Choosing a needle size for injection is one of the earliest "hands on skills" that doctors and nurses learn in order to give medication or draw blood with the least amount of discomfort for the patient. Needle gauge is measured in an inverse relationship so the larger number, the smaller the size of the needle. A 25 gauge needle is smaller than a 22 gauge needle which is smaller than a 20 gauge needle.
A 25 gauge needle is a fairly small needle that also comes in short lengths making them ideal for injections that are done frequently i.e. once or more times a day. They are very sharp and thin making the injection less painful. Insulin syringes have 25 gauge needles which is helpful since diabetes sometimes need to give themselves more than one injection a day.
Tuberculin syringes (used for TB skin tests) also have 25 gauge short needles and are sharp enough to only pierce the most superficial skin layer and allow injection of TB test fluid that creates that small little fluid blister. TB syringes with 25 gauge needles are the needle of choice for daily heparin shots so that the injection site bleeds very little after the shot and the short needle length puts the medication at the proper depth.
A 22 gauge needle is used for injections into muscle (intra-muscular) provided that the medication is fairly liquid like Vitamin B12 mentioned before, or into the layer above the muscle called the subcutaneous space. A 22 gauge needle is also longer 1- 1 inches in length, so it can reach the deeper space. All pain medication, many antibiotics and steroids are given through a 22 gauge needle.
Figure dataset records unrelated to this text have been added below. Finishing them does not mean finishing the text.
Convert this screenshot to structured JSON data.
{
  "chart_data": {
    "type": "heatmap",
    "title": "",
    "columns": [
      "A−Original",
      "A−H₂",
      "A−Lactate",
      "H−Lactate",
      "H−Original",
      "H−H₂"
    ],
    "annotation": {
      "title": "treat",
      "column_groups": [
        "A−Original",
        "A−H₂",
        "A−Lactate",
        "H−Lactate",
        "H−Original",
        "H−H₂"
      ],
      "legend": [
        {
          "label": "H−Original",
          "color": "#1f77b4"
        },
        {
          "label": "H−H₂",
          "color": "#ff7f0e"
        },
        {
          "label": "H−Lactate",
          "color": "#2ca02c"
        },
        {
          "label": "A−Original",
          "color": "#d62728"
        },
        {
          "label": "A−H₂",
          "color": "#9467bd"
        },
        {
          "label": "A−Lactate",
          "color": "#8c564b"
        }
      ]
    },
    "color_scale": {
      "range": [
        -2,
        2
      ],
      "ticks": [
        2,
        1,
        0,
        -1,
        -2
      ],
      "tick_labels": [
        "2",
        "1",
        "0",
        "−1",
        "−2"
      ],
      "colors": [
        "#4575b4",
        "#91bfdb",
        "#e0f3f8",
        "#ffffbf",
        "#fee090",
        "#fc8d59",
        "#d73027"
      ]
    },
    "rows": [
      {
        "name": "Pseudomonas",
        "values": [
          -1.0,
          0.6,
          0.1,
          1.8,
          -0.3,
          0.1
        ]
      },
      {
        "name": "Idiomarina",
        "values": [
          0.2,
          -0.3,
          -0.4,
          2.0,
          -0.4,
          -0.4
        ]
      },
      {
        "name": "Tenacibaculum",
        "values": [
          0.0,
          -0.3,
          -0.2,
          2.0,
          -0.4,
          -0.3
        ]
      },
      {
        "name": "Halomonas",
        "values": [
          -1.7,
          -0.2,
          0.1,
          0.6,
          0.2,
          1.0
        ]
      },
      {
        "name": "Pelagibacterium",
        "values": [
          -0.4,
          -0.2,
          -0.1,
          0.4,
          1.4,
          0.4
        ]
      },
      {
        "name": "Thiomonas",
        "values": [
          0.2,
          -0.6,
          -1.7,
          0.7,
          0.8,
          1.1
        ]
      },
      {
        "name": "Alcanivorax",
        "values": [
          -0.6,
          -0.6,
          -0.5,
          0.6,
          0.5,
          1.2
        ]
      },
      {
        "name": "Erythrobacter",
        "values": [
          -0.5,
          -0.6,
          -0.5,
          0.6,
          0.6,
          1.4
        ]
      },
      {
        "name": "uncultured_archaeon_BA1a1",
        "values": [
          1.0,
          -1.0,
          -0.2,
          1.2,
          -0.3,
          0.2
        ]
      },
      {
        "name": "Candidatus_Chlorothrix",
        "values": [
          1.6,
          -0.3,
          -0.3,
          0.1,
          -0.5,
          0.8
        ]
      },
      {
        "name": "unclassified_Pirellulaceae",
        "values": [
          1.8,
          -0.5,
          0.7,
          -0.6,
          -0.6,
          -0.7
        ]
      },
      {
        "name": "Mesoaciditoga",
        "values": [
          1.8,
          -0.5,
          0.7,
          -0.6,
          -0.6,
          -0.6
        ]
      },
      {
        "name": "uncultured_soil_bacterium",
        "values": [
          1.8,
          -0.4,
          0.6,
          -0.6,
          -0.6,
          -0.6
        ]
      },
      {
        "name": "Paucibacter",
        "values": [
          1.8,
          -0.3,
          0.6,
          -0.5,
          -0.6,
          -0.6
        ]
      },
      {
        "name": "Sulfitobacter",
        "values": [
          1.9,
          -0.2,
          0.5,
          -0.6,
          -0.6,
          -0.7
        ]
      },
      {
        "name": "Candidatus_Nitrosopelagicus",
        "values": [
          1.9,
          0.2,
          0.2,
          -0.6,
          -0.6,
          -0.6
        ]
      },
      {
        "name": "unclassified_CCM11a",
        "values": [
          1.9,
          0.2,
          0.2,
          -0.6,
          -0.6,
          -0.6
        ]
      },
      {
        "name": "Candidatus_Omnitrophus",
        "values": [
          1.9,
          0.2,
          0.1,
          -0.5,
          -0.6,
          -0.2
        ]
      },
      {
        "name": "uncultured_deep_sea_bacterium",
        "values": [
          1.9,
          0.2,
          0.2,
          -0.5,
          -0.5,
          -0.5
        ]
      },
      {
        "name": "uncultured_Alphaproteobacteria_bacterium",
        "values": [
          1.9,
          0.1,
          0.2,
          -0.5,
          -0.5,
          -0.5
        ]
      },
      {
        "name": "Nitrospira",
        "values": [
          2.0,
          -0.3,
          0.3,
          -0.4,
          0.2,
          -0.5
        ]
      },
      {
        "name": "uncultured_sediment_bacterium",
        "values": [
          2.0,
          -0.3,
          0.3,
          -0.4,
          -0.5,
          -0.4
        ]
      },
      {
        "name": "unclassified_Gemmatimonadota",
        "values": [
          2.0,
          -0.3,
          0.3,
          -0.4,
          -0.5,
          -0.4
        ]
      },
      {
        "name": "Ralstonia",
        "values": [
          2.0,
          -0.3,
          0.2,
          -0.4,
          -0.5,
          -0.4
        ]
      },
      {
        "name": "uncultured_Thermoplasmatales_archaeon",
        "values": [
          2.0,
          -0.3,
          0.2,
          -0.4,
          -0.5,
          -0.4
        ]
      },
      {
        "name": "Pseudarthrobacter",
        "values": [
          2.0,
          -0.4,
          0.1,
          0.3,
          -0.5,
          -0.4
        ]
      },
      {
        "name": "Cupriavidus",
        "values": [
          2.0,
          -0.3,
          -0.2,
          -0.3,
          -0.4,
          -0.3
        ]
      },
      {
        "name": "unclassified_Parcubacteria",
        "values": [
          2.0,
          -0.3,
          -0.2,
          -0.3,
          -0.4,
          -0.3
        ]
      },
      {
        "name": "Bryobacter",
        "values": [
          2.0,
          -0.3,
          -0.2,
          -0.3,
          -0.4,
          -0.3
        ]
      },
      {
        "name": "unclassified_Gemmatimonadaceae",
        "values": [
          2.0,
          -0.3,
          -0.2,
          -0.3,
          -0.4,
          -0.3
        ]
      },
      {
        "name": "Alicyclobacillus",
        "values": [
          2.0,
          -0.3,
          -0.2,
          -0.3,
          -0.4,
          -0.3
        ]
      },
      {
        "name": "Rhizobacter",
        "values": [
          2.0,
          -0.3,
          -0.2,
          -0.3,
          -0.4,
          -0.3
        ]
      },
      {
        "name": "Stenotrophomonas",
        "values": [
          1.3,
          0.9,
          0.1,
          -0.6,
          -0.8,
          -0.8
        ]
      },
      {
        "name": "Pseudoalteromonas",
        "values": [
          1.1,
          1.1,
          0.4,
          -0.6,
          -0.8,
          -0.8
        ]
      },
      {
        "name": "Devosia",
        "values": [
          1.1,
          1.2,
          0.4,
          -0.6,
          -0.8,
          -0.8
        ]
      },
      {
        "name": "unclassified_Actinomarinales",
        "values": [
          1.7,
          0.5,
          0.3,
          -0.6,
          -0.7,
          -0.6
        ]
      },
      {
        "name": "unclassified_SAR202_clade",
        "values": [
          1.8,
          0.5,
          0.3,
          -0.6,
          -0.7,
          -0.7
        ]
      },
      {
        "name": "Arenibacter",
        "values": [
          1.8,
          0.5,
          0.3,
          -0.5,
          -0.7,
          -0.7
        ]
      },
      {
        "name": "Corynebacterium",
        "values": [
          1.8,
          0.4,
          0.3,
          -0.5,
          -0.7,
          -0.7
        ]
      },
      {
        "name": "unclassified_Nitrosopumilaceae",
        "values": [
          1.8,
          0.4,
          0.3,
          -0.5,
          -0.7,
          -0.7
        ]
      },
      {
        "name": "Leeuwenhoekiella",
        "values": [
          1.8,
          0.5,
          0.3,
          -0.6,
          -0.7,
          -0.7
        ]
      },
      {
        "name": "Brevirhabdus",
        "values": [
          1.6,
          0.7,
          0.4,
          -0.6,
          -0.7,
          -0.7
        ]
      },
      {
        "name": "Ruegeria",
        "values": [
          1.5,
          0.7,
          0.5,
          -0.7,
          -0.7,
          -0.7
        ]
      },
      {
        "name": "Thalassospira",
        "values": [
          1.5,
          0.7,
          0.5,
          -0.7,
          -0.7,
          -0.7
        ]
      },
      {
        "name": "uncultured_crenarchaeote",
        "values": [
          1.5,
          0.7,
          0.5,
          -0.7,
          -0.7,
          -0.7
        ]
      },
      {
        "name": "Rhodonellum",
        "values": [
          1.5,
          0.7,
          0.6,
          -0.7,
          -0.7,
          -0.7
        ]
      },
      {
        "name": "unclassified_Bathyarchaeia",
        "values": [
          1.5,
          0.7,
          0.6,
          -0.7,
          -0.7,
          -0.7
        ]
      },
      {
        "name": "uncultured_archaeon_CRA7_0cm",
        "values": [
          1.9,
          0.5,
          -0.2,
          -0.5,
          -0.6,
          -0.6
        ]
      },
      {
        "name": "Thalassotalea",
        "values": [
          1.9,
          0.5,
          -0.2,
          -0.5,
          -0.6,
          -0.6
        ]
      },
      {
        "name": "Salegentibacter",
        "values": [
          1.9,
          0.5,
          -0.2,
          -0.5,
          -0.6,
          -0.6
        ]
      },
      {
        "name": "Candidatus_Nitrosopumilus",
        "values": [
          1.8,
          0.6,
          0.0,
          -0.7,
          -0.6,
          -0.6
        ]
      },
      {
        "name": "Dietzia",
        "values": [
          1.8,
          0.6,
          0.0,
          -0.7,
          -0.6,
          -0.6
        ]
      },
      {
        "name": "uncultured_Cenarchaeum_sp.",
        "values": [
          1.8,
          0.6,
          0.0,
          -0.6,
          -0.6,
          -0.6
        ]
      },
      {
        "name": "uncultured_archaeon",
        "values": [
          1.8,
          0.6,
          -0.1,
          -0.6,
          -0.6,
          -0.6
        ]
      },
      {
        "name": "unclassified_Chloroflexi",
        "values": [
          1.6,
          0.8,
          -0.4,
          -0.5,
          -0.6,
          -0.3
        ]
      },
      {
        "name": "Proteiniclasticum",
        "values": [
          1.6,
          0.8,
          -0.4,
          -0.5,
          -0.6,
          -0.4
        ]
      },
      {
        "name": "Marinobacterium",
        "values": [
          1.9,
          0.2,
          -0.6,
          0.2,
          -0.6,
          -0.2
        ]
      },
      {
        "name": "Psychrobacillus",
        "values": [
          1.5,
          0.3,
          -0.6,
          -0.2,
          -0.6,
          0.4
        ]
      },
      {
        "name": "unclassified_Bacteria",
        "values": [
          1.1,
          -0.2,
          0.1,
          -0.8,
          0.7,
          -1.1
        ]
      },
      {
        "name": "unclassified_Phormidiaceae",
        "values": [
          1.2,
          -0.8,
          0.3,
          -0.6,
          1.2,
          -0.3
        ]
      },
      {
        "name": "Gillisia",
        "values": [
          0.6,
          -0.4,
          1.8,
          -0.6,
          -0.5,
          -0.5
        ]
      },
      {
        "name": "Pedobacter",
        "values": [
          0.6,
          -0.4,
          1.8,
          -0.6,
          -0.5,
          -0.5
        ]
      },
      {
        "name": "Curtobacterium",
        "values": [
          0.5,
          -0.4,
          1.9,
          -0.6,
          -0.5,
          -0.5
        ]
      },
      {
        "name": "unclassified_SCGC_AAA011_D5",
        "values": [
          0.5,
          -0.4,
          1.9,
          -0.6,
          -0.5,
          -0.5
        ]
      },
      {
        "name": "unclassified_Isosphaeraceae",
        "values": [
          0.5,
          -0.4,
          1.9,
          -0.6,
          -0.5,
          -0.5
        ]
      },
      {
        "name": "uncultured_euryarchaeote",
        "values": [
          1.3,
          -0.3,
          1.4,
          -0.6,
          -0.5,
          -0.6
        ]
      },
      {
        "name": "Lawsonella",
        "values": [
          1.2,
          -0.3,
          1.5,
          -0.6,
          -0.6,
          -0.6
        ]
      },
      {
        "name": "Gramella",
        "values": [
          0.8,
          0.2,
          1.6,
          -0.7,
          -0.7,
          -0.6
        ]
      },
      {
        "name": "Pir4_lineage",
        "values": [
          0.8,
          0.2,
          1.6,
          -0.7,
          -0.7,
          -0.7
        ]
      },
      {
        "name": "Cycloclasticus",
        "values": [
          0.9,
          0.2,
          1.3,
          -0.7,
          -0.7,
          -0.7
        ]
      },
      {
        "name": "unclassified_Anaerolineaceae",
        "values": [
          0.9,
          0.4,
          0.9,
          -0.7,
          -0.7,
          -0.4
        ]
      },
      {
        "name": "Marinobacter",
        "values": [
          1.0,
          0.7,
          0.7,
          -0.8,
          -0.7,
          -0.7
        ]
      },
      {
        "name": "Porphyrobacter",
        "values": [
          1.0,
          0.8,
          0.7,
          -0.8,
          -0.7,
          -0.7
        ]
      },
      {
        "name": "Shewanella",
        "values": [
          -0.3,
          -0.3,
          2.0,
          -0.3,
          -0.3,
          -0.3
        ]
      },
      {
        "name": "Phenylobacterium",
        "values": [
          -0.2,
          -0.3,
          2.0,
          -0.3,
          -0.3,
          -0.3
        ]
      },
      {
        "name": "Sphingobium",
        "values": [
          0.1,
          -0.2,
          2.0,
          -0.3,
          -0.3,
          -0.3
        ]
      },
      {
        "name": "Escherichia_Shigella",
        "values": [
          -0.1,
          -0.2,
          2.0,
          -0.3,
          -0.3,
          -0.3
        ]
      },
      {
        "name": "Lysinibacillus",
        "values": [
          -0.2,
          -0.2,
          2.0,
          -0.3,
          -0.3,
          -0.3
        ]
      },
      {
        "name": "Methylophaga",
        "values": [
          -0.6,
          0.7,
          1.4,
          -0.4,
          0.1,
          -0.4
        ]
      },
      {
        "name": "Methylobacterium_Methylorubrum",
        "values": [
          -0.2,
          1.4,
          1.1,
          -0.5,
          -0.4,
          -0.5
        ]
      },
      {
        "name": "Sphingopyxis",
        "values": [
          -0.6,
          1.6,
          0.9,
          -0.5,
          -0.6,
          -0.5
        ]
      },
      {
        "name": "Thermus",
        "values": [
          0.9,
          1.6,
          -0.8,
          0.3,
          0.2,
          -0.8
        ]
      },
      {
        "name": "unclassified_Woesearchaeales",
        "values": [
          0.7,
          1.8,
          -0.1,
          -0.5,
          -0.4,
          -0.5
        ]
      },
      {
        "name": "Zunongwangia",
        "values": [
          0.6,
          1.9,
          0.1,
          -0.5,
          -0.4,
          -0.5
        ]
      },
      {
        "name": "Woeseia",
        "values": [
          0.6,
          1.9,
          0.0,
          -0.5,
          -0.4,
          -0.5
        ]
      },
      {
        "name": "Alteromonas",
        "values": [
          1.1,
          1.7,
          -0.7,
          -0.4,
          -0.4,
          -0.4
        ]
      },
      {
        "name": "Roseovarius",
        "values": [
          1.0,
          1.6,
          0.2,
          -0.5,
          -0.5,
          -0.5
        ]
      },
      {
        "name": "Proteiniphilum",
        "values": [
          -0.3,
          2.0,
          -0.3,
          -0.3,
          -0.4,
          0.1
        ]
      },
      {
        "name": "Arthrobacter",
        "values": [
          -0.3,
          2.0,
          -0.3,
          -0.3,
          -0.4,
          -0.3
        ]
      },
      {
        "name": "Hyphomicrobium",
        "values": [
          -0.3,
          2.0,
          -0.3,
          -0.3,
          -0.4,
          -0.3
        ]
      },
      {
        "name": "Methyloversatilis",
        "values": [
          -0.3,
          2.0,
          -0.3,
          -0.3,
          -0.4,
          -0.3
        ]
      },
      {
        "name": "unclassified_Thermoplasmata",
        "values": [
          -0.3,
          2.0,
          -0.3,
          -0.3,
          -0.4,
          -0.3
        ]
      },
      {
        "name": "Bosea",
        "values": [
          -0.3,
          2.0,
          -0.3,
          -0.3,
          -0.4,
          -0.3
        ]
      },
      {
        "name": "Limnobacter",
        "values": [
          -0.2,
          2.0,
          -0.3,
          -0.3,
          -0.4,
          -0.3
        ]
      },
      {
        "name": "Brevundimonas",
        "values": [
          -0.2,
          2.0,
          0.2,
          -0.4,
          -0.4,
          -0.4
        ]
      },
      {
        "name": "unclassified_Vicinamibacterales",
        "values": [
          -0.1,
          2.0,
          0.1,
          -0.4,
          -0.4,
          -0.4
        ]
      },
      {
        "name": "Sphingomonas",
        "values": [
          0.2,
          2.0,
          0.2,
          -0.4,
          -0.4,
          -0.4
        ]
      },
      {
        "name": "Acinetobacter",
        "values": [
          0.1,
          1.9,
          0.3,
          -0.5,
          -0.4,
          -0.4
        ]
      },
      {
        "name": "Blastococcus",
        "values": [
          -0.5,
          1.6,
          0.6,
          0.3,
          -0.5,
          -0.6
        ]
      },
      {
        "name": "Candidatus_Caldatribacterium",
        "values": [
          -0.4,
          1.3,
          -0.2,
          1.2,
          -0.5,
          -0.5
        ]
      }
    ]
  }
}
Choose a 20 gauge needle if the medication is thicker or more vicious so the medication can flow more easily. The larger the gauge needle, the larger the opening inside the needle is for the fluid to flow through. This larger opening is sometime referred to as a larger "bore" needle. Needles that are 20 gauge are never used for subcutaneous injections, they are simply too big. If the medication being given is irritating a "Z" track technique is used to prevent leakage of the drug into the surrounding tissue.
Blood drawing requires more judgment and skill than giving an injection and paying attention to gauge is more important. The diameter of a blood cell is pretty small and in adults, blood is supposed to be drawn through a minimum of a 20 gauge needle since they have a larger opening or bore to prevent damage to the blood cells.
In smaller adults and young children, blood is frequently drawn with a 21, 22 or a 23 gauge butterfly needles (named from the plastic wings next to the needle). However, the risk of damaging the blood cells is higher and blood flows slower through the smaller gauge needles risking early clotting in the tube. This can make the lab results inaccurate so larger bore needles such as a 20 or 18 gauge are preferred in adults.
Ultimately, thorough knowledge of proper choice of needle gauge will ensure the patient experiences the least pain, the most efficient delivery of medication and the greatest benefit during injections or blood draws. No one ever likes to have to re-stick a patient because blood or medication won't flow properly so choose wisely when you make your first selection.